À la grande satisfaction des takfiristes, elle vient d’écoper d’une peine de six mois de prison ferme et de 2000 dinars d’amende. Si cela venait à être confirmé, les avocats seraient bien avisés de veiller à ce que leur cliente purge sa peine en cellule, car de très nombreux musulmans candidats aux délices des Houris ont mis à prix la tête de la mécréante.

Ça lui apprendra à se frotter à cette chose si vague, si criminogène, si truffée de superstitions, qu’est le sacré. Dans un article que j’ai publié dans la revue Leaders (version arabe) du mois de mai dernier, j’ai essayé de relativiser les choses en expliquant que la littérature arabe classique et moderne regorge de pastiches et d’imitations coraniques. Abou al-Alaa a rédigé tout un Coran qu’il a appelé « Al-Fusul wa l-ghayat » (Paragraphes et périodes). D’autres écrivains ont emprunté et détourné des versets entiers. Ils n’ont guère été inquiétés. J’ai cité le Grand Cadi d’al- Rayy, Abou al-Ḥasan al-Jurjāni(933-1001). Auteur d’un ouvrage incontournable consacré à Mutanabbi, il soustrait le poétique à l’autorité du charaïque.

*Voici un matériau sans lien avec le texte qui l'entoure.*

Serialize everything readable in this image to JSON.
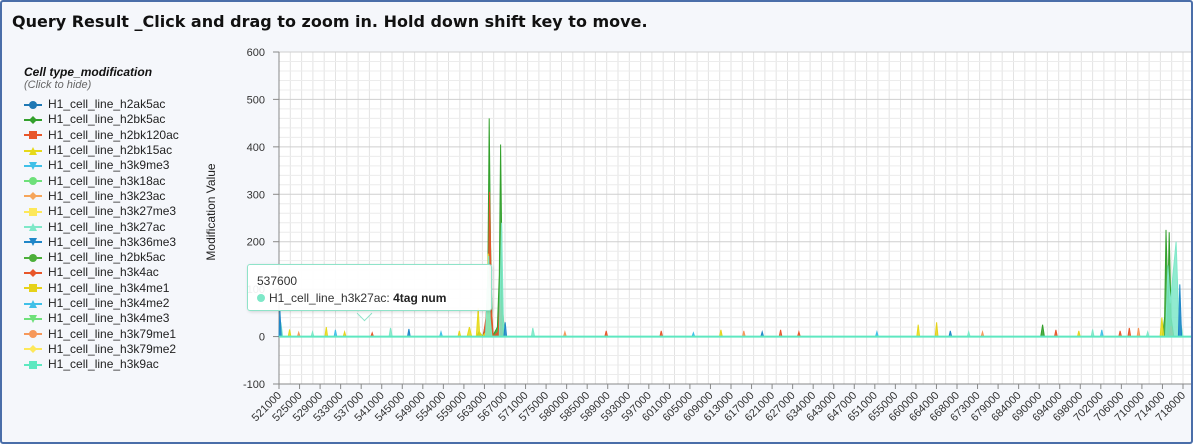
{
  "header": {
    "title": "Query Result _Click and drag to zoom in. Hold down shift key to move."
  },
  "legend": {
    "title": "Cell type_modification",
    "subtitle": "(Click to hide)",
    "items": [
      {
        "label": "H1_cell_line_h2ak5ac",
        "color": "#1f78b4",
        "marker": "circle"
      },
      {
        "label": "H1_cell_line_h2bk5ac",
        "color": "#33a02c",
        "marker": "diamond"
      },
      {
        "label": "H1_cell_line_h2bk120ac",
        "color": "#e8562a",
        "marker": "square"
      },
      {
        "label": "H1_cell_line_h2bk15ac",
        "color": "#e6d91a",
        "marker": "triangle"
      },
      {
        "label": "H1_cell_line_h3k9me3",
        "color": "#3fc0e8",
        "marker": "triangle-down"
      },
      {
        "label": "H1_cell_line_h3k18ac",
        "color": "#6ee07a",
        "marker": "circle"
      },
      {
        "label": "H1_cell_line_h3k23ac",
        "color": "#f6a55a",
        "marker": "diamond"
      },
      {
        "label": "H1_cell_line_h3k27me3",
        "color": "#fde85a",
        "marker": "square"
      },
      {
        "label": "H1_cell_line_h3k27ac",
        "color": "#7ee8c8",
        "marker": "triangle"
      },
      {
        "label": "H1_cell_line_h3k36me3",
        "color": "#1f86c8",
        "marker": "triangle-down"
      },
      {
        "label": "H1_cell_line_h2bk5ac",
        "color": "#4caf3a",
        "marker": "circle"
      },
      {
        "label": "H1_cell_line_h3k4ac",
        "color": "#e8562a",
        "marker": "diamond"
      },
      {
        "label": "H1_cell_line_h3k4me1",
        "color": "#e6d21a",
        "marker": "square"
      },
      {
        "label": "H1_cell_line_h3k4me2",
        "color": "#3fc0e8",
        "marker": "triangle"
      },
      {
        "label": "H1_cell_line_h3k4me3",
        "color": "#6ee07a",
        "marker": "triangle-down"
      },
      {
        "label": "H1_cell_line_h3k79me1",
        "color": "#f6985a",
        "marker": "circle"
      },
      {
        "label": "H1_cell_line_h3k79me2",
        "color": "#fde85a",
        "marker": "diamond"
      },
      {
        "label": "H1_cell_line_h3k9ac",
        "color": "#5ee8c0",
        "marker": "square"
      }
    ]
  },
  "tooltip": {
    "x_value": "537600",
    "series": "H1_cell_line_h3k27ac:",
    "value": "4tag num",
    "color": "#7ee8c8"
  },
  "chart_data": {
    "type": "area",
    "title": "Query Result _Click and drag to zoom in. Hold down shift key to move.",
    "ylabel": "Modification Value",
    "xlabel": "",
    "ylim": [
      -100,
      600
    ],
    "yticks": [
      -100,
      0,
      100,
      200,
      300,
      400,
      500,
      600
    ],
    "xlim": [
      521000,
      718000
    ],
    "xtick_labels": [
      "521000",
      "525000",
      "529000",
      "533000",
      "537000",
      "541000",
      "545000",
      "549000",
      "554000",
      "559000",
      "563000",
      "567000",
      "571000",
      "575000",
      "580000",
      "585000",
      "589000",
      "593000",
      "597000",
      "601000",
      "605000",
      "609000",
      "613000",
      "617000",
      "621000",
      "627000",
      "634000",
      "643000",
      "647000",
      "651000",
      "655000",
      "660000",
      "664000",
      "668000",
      "673000",
      "679000",
      "684000",
      "690000",
      "694000",
      "698000",
      "702000",
      "706000",
      "710000",
      "714000",
      "718000"
    ],
    "grid": true,
    "legend_position": "left",
    "series": [
      {
        "name": "H1_cell_line_h2bk5ac",
        "color": "#33a02c",
        "points": [
          [
            564000,
            0
          ],
          [
            564600,
            10
          ],
          [
            565400,
            0
          ],
          [
            566100,
            30
          ],
          [
            566500,
            120
          ],
          [
            566800,
            460
          ],
          [
            567100,
            200
          ],
          [
            567500,
            0
          ],
          [
            568600,
            20
          ],
          [
            569000,
            130
          ],
          [
            569300,
            405
          ],
          [
            569700,
            60
          ],
          [
            570200,
            0
          ],
          [
            687000,
            0
          ],
          [
            687400,
            25
          ],
          [
            687800,
            0
          ],
          [
            713500,
            0
          ],
          [
            714000,
            40
          ],
          [
            714300,
            225
          ],
          [
            714700,
            80
          ],
          [
            715000,
            220
          ],
          [
            715400,
            40
          ],
          [
            716000,
            0
          ]
        ]
      },
      {
        "name": "H1_cell_line_h2bk120ac",
        "color": "#e8562a",
        "points": [
          [
            565500,
            0
          ],
          [
            566100,
            40
          ],
          [
            566600,
            110
          ],
          [
            566900,
            305
          ],
          [
            567300,
            60
          ],
          [
            567700,
            0
          ],
          [
            568800,
            10
          ],
          [
            569200,
            80
          ],
          [
            569600,
            0
          ],
          [
            573000,
            0
          ],
          [
            604000,
            0
          ],
          [
            604300,
            12
          ],
          [
            604600,
            0
          ],
          [
            630000,
            0
          ],
          [
            630300,
            14
          ],
          [
            630600,
            0
          ],
          [
            706000,
            0
          ],
          [
            706300,
            18
          ],
          [
            706600,
            0
          ],
          [
            715000,
            0
          ],
          [
            715400,
            22
          ],
          [
            715800,
            0
          ]
        ]
      },
      {
        "name": "H1_cell_line_h2bk15ac",
        "color": "#e6d91a",
        "points": [
          [
            523000,
            0
          ],
          [
            523300,
            15
          ],
          [
            523600,
            0
          ],
          [
            531000,
            0
          ],
          [
            531300,
            20
          ],
          [
            531600,
            0
          ],
          [
            562000,
            0
          ],
          [
            562500,
            20
          ],
          [
            563000,
            0
          ],
          [
            564000,
            0
          ],
          [
            564400,
            60
          ],
          [
            564700,
            10
          ],
          [
            565300,
            0
          ],
          [
            566200,
            10
          ],
          [
            566600,
            175
          ],
          [
            566900,
            40
          ],
          [
            567400,
            0
          ],
          [
            660000,
            0
          ],
          [
            660300,
            25
          ],
          [
            660600,
            0
          ],
          [
            713000,
            0
          ],
          [
            713400,
            40
          ],
          [
            713800,
            0
          ]
        ]
      },
      {
        "name": "H1_cell_line_h3k27ac",
        "color": "#7ee8c8",
        "points": [
          [
            521000,
            0
          ],
          [
            521400,
            30
          ],
          [
            521800,
            0
          ],
          [
            528000,
            0
          ],
          [
            528300,
            10
          ],
          [
            528600,
            0
          ],
          [
            545000,
            0
          ],
          [
            545300,
            18
          ],
          [
            545700,
            0
          ],
          [
            566000,
            0
          ],
          [
            566700,
            170
          ],
          [
            567000,
            40
          ],
          [
            567400,
            0
          ],
          [
            569000,
            0
          ],
          [
            569500,
            240
          ],
          [
            569900,
            30
          ],
          [
            570300,
            0
          ],
          [
            576000,
            0
          ],
          [
            576300,
            18
          ],
          [
            576700,
            0
          ],
          [
            671000,
            0
          ],
          [
            671300,
            10
          ],
          [
            671600,
            0
          ],
          [
            698000,
            0
          ],
          [
            698300,
            15
          ],
          [
            698600,
            0
          ],
          [
            710000,
            0
          ],
          [
            710300,
            10
          ],
          [
            710600,
            0
          ],
          [
            714200,
            0
          ],
          [
            714700,
            150
          ],
          [
            715200,
            70
          ],
          [
            716500,
            200
          ],
          [
            717000,
            60
          ],
          [
            718000,
            0
          ]
        ]
      },
      {
        "name": "H1_cell_line_h3k36me3",
        "color": "#1f86c8",
        "points": [
          [
            521000,
            0
          ],
          [
            521200,
            55
          ],
          [
            521500,
            0
          ],
          [
            549000,
            0
          ],
          [
            549300,
            16
          ],
          [
            549600,
            0
          ],
          [
            570000,
            0
          ],
          [
            570300,
            30
          ],
          [
            570600,
            0
          ],
          [
            626000,
            0
          ],
          [
            626300,
            10
          ],
          [
            626600,
            0
          ],
          [
            667000,
            0
          ],
          [
            667300,
            12
          ],
          [
            667600,
            0
          ],
          [
            717000,
            0
          ],
          [
            717300,
            110
          ],
          [
            717700,
            0
          ]
        ]
      },
      {
        "name": "H1_cell_line_h3k4ac",
        "color": "#e8562a",
        "points": [
          [
            541000,
            0
          ],
          [
            541300,
            8
          ],
          [
            541600,
            0
          ],
          [
            592000,
            0
          ],
          [
            592300,
            12
          ],
          [
            592600,
            0
          ],
          [
            634000,
            0
          ],
          [
            634300,
            10
          ],
          [
            634600,
            0
          ],
          [
            690000,
            0
          ],
          [
            690300,
            14
          ],
          [
            690600,
            0
          ],
          [
            704000,
            0
          ],
          [
            704300,
            12
          ],
          [
            704600,
            0
          ]
        ]
      },
      {
        "name": "H1_cell_line_h3k4me1",
        "color": "#e6d21a",
        "points": [
          [
            535000,
            0
          ],
          [
            535300,
            10
          ],
          [
            535600,
            0
          ],
          [
            560000,
            0
          ],
          [
            560300,
            12
          ],
          [
            560600,
            0
          ],
          [
            617000,
            0
          ],
          [
            617300,
            14
          ],
          [
            617600,
            0
          ],
          [
            664000,
            0
          ],
          [
            664300,
            30
          ],
          [
            664600,
            0
          ],
          [
            695000,
            0
          ],
          [
            695300,
            12
          ],
          [
            695600,
            0
          ]
        ]
      },
      {
        "name": "H1_cell_line_h3k4me2",
        "color": "#3fc0e8",
        "points": [
          [
            533000,
            0
          ],
          [
            533300,
            14
          ],
          [
            533600,
            0
          ],
          [
            556000,
            0
          ],
          [
            556300,
            10
          ],
          [
            556600,
            0
          ],
          [
            611000,
            0
          ],
          [
            611300,
            8
          ],
          [
            611600,
            0
          ],
          [
            651000,
            0
          ],
          [
            651300,
            10
          ],
          [
            651600,
            0
          ],
          [
            700000,
            0
          ],
          [
            700300,
            14
          ],
          [
            700600,
            0
          ]
        ]
      },
      {
        "name": "H1_cell_line_h3k79me1",
        "color": "#f6985a",
        "points": [
          [
            525000,
            0
          ],
          [
            525300,
            9
          ],
          [
            525600,
            0
          ],
          [
            583000,
            0
          ],
          [
            583300,
            10
          ],
          [
            583600,
            0
          ],
          [
            622000,
            0
          ],
          [
            622300,
            12
          ],
          [
            622600,
            0
          ],
          [
            674000,
            0
          ],
          [
            674300,
            10
          ],
          [
            674600,
            0
          ],
          [
            708000,
            0
          ],
          [
            708300,
            18
          ],
          [
            708600,
            0
          ]
        ]
      }
    ]
  }
}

Nous autres, professeurs dont le métierconsiste à expliquer les textes, nous n’avons décelé dans le pastiche incriminé ni atteinte à la religion ni incitation à la violence. Mais, je m’abstiens de juger le travail des juges. La presse internationale s’en charge. Moi, je m’inquiète.

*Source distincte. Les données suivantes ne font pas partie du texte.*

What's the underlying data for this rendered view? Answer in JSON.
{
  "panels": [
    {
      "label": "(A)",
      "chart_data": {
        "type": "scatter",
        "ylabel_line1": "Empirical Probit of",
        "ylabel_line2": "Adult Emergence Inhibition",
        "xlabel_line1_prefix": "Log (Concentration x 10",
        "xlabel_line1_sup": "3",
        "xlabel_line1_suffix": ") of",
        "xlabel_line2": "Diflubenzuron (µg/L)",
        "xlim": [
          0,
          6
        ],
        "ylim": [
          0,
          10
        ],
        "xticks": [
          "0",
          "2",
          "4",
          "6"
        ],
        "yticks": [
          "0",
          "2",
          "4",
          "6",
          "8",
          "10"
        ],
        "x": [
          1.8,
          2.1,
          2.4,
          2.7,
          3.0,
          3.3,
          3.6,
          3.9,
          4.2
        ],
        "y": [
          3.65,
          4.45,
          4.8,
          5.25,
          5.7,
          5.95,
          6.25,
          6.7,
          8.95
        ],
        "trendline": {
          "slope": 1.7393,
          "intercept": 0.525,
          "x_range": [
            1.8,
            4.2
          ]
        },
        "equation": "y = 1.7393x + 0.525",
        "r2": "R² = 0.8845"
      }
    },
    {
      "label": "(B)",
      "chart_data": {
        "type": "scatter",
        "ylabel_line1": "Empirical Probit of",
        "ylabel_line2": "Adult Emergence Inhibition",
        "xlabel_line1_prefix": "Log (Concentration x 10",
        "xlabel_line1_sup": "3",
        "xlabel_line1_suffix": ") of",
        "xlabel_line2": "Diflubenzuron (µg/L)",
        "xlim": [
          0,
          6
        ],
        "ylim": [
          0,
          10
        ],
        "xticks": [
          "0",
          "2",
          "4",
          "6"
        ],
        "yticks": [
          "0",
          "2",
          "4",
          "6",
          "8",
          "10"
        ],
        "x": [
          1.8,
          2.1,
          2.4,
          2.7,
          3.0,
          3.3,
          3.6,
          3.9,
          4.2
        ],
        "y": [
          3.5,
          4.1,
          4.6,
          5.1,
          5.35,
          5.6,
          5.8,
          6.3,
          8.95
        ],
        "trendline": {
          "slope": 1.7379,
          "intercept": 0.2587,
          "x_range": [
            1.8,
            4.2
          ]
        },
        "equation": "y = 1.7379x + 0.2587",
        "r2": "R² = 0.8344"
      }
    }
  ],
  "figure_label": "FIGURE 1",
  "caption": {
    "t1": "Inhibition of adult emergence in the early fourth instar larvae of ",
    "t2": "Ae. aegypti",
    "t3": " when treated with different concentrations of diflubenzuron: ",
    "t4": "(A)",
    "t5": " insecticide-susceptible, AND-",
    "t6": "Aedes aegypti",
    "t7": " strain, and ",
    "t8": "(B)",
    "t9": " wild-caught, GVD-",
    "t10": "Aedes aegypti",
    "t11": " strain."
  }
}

J’ai donné, ces dernières années, à l’Université Jean Jaurès de Toulouse, une série de conférences sur le thème : « Hérésie et transgression dans la poésie arabe ». Dans un contexte d’une islamophobie nourrie de terrorisme et de mœurs surannées, je voulais montrer aux étudiants maghrébins et à leurs camarades français de souche que les grands poètes arabes anciens et modernes n’avaient rien à envier à leurs confrères européens. En matière de pensée libre, nos Abou Nuwas, nos Bachar, nos Mutanabbi, nos Maarri étaient de véritables précurseurs.

Je suis en train de rassembler ces conférences, en vue de leur publication dans un ouvrage actualisé. Je commence à avoir peur, non pour ma modeste personne, mais pour ces poètes illustres, d’Imru’ al-Qays à notre Abou al-Kacem Chebbi, qui risquent d’être interdits en vertu de l’article 6 d’une Constitution dangereusement piégée. C’est cet article perfide qui, au nom de la tolérance et de la liberté de conscience, s’avère facilement retournable contre toute liberté de penser. Il stipule que « L’État s’engage à interdire de porter atteinte au sacré », dont acte, en ce qui concerne Emna Charki. Il interdit aussi l’accusation d’apostasie. Or, le TAKFIR, véritable appel au meurtre, se développe, impunément, dans les Mosquées de la haine, dans les réseaux sociaux islamistes, sous la coupole du Bardo.

Réviser la Constitution en vue de la débarrasser de ses vices cachés, est une urgence nationale. Je suis avec les faibles. Ma sympathie pour Emna Charki.